= Newport (Ymerodraeth State of Mind) =

2009 song by Terema Wainwright and Alex Warren

"Newport (Ymerodraeth State of Mind)" is a parody version of the 2009 "Empire State of Mind" by Jay-Z and Alicia Keys. Recorded by singer Terema Wainwright and rapper Alex Warren, the 2010 music video was directed by MJ Delaney. The word "ymerodraeth" means "empire" in Welsh. The song features extensive references to the city of Newport in South Wales.
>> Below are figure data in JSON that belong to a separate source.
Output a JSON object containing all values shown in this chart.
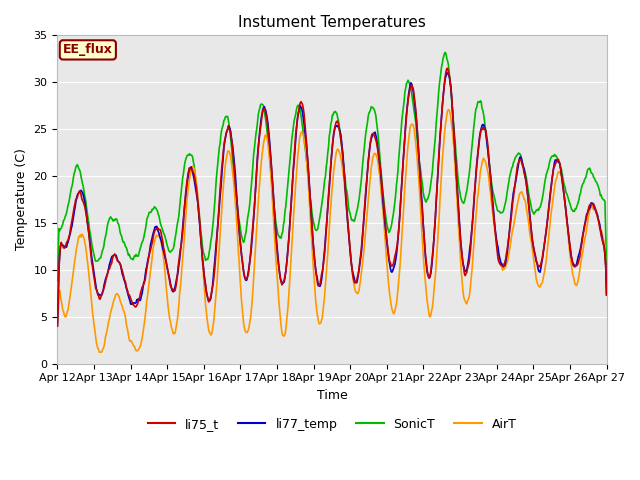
{
  "title": "Instument Temperatures",
  "xlabel": "Time",
  "ylabel": "Temperature (C)",
  "ylim": [
    0,
    35
  ],
  "x_tick_labels": [
    "Apr 12",
    "Apr 13",
    "Apr 14",
    "Apr 15",
    "Apr 16",
    "Apr 17",
    "Apr 18",
    "Apr 19",
    "Apr 20",
    "Apr 21",
    "Apr 22",
    "Apr 23",
    "Apr 24",
    "Apr 25",
    "Apr 26",
    "Apr 27"
  ],
  "line_colors": {
    "li75_t": "#cc0000",
    "li77_temp": "#0000cc",
    "SonicT": "#00bb00",
    "AirT": "#ff9900"
  },
  "ee_flux_label": "EE_flux",
  "ee_flux_bg": "#ffffcc",
  "ee_flux_border": "#8b0000",
  "background_color": "#ffffff",
  "plot_bg_color": "#e8e8e8",
  "grid_color": "#ffffff",
  "title_fontsize": 11,
  "label_fontsize": 9,
  "tick_fontsize": 8,
  "legend_fontsize": 9,
  "linewidth": 1.2,
  "n_points": 720
}
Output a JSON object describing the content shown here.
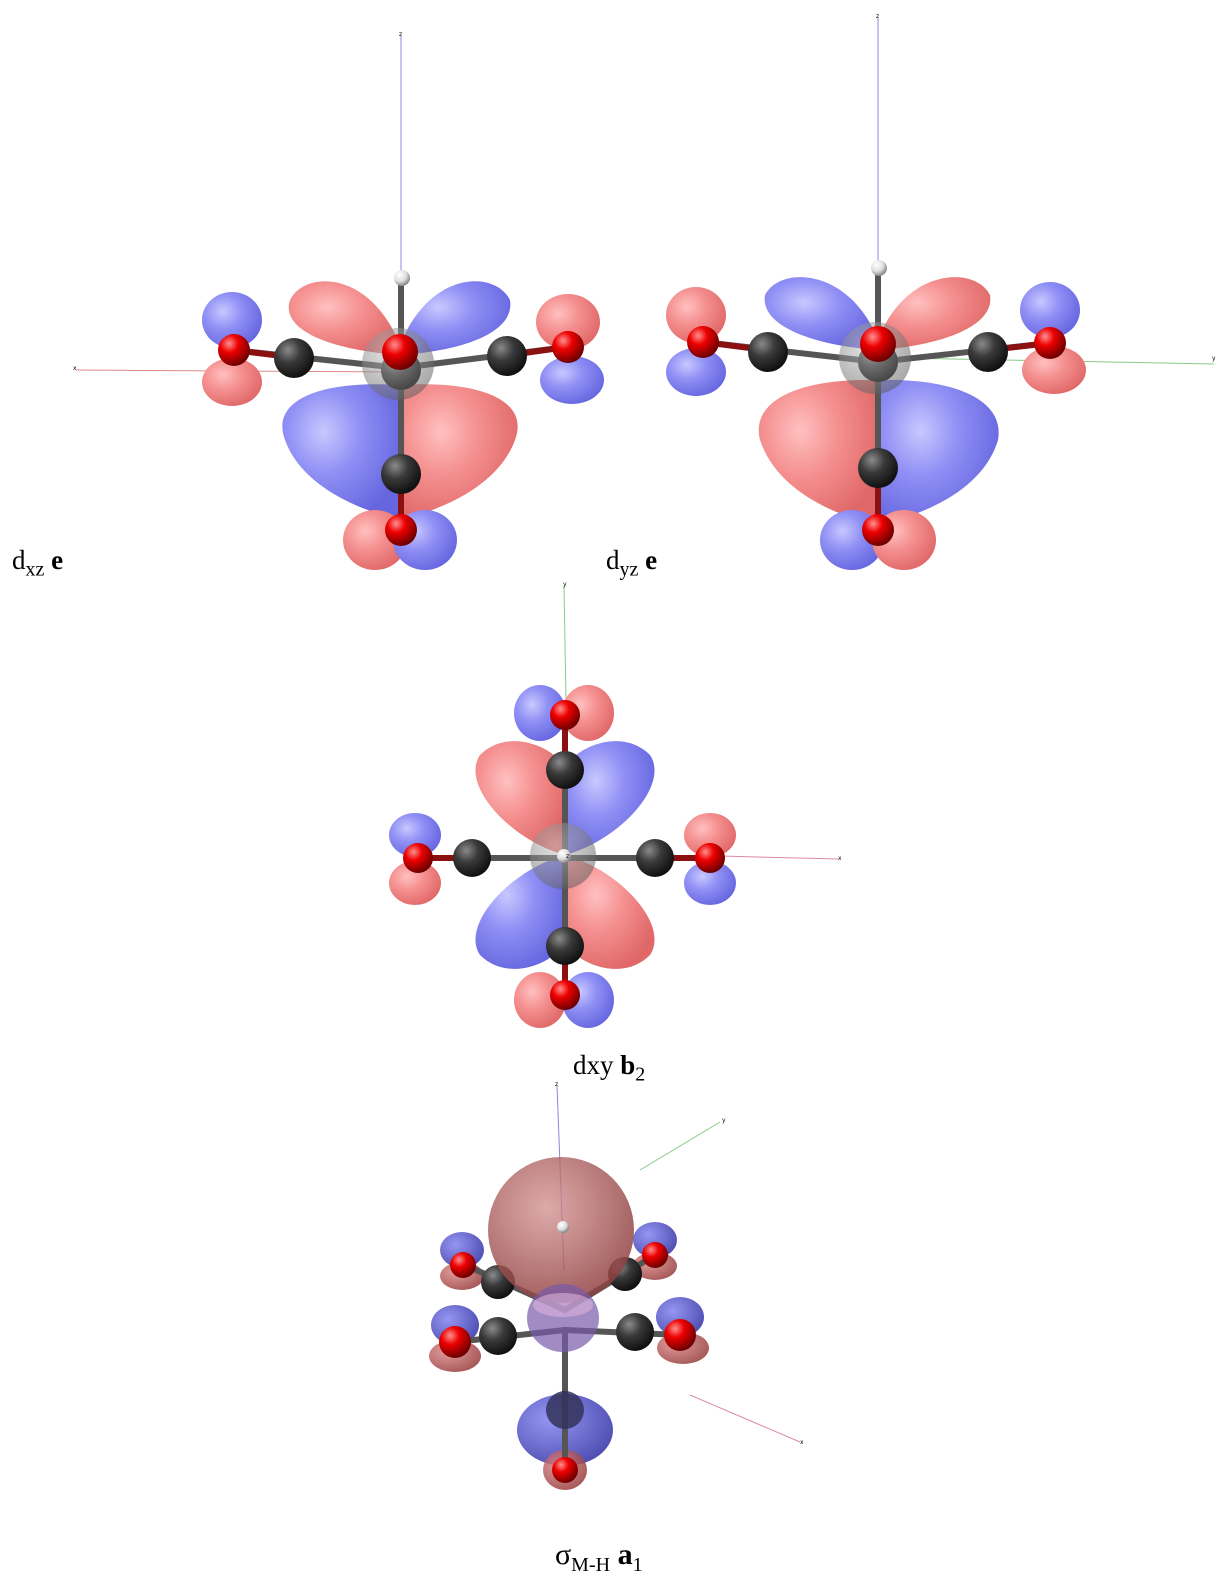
{
  "panels": [
    {
      "id": "dxz",
      "caption": {
        "main": "d",
        "sub": "xz",
        "label": "e",
        "label_sub": ""
      },
      "axes": [
        "z",
        "x"
      ]
    },
    {
      "id": "dyz",
      "caption": {
        "main": "d",
        "sub": "yz",
        "label": "e",
        "label_sub": ""
      },
      "axes": [
        "z",
        "y"
      ]
    },
    {
      "id": "dxy",
      "caption": {
        "main": "dxy ",
        "sub": "",
        "label": "b",
        "label_sub": "2"
      },
      "axes": [
        "y",
        "z",
        "x"
      ]
    },
    {
      "id": "sigma",
      "caption": {
        "main": "σ",
        "sub": "M-H",
        "label": "a",
        "label_sub": "1"
      },
      "axes": [
        "z",
        "y",
        "x"
      ]
    }
  ],
  "colors": {
    "positive_lobe": "#f08080",
    "negative_lobe": "#7b7bf0",
    "oxygen": "#e00000",
    "carbon": "#333333",
    "hydrogen": "#eeeeee",
    "z_axis": "#7777dd",
    "x_axis": "#dd7777",
    "y_axis": "#77cc77"
  }
}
==Production and release==
The video was directed by filmmaker MJ Delaney, and featured singer Terema Wainwright and rapper Alex Warren. Both Wainright and Warren were London-based, although Wainwright grew up in Pencarreg, Carmarthenshire. The lyrics were written by Tom Williams, Leo Sloley and MJ Delaney, and feature numerous references to the city of Newport and Welsh popular culture. Warren and Wainwright performed the song live at the 2010 Newport Cityfest.

The video was published on 20 July 2010, and amassed over 2 million views on YouTube before it was taken down due to a claim by EMI Music Publishing on 10 August, who stated that the uploader did not seek permission from the original songwriters.

The lack of a fair dealing exclusion for parody works, exercised by EMI in their takedown notice, was cited in the Hargreaves Review on Copyright, commissioned by the Newport-based Intellectual Property Office. The review evolved into the Copyright (Public Administration) Regulations 2014.

==Responses==
Newport-based rap group Goldie Lookin Chain released a "parody of a parody" video in response titled "You're Not From Newport", alleging that their rivals lacked local knowledge.

The song was the inspiration for actor Russell Gomer's parody "Ain't Seen Ruthin Yet", based on the song "You Ain't Seen Nothing Yet" by Bachman–Turner Overdrive and the town of Ruthin in Denbighshire.

In 2011, a new parody version, also directed by Delaney, was filmed and broadcast on Comic Relief. It featured numerous Welsh celebrities lip-synching to the original version. It starred Josie d'Arby, Steve Jones, Paul Whitehouse, Siân Lloyd, Connie Fisher, John Humphrys, Gethin Jones, Helen Lederer, Robbie Savage, Anneka Rice, Ruth Madoc, Tim Vincent, Howard Marks, Gareth Jones, Lisa Rogers, Helen Adams, Max Boyce, Joe Calzaghe, Dirty Sanchez, Wynne Evans, Goldie Lookin Chain, Colin Jackson, Grant Nicholas, Shakin' Stevens, Michael Sheen, Imogen Thomas, Bonnie Tyler, Alex Jones and Ian Woosnam.